Un congrès pour rien ? Rien de décisif n'aura été arrêté, lors de ce dernier congrès du Front national (FN) qui a eu lieu les 17 et 18 novembre à Bordeaux. La foule qui s'y pressait n'était d'ailleurs pas énorme, alors que ce congrès était ouvert aux adhérents ; on parle d'environ 200 congressistes alors que la direction avait refusé de les faire compter. A l'image d'un parti en crise, même si on peut craindre que le FN puisse rebondir à l'avenir, au moment où la « machine Sarkozy » va se gripper.

La question, autant décisive qu'épineuse, de la (future) succession de Jean-Marie Le Pen à la tête du parti d'extrême droite n'aura pas été réglée, à Bordeaux. Le vieux chef, à la tête du parti depuis sa fondation en... octobre 1972, a rempilé pour un dernier mandat de « président », qui devrait durer jusque 2012. Ce refus officiel d'envisager d'ores et déjà le règlement de sa succession, alors que la question est largement ouverte et que même des vieux cadres du FN parlent du « mandat de trop » pour le vieux leader, dissimule des préparatifs en cours dans les coulisses. A l'évidence, Jean-Marie Le Pen tente de préparer sa fille Marine à prendre la relève, à un moment donné.
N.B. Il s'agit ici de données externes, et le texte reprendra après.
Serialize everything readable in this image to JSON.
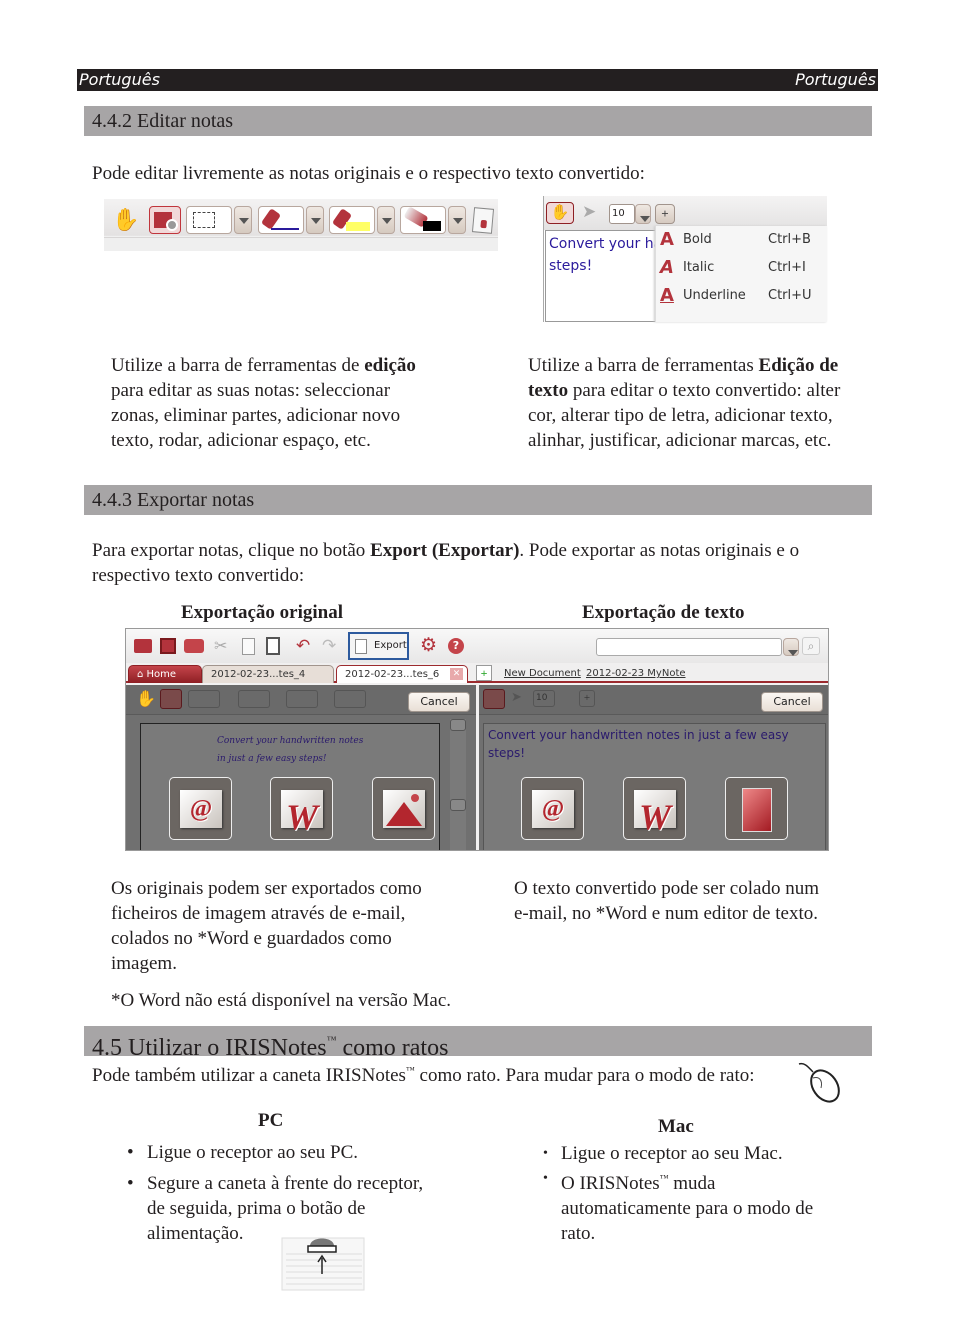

Celle-ci se trouve bien armée pour la succession, dans la mesure où les positions dans l'appareil font l'objet d'un rééquilibrage en sa faveur. Jusqu'ici, Marine Le Pen avait été assez populaire auprès des sympathisants et des adhérents « simples » du FN, mais nettement moins auprès des vieux militants, activistes et cadres du parti. Au congrès du parti à Strasbourg, fin mars et début avril 1997, elle n'était arrivée qu'en 34e position pour l'élection du Comité central, et son père avait dû la « repêcher » in extremis en la faisant entrer dans les instances de direction sur son « contingent personnel » (les membres qu'il choisit).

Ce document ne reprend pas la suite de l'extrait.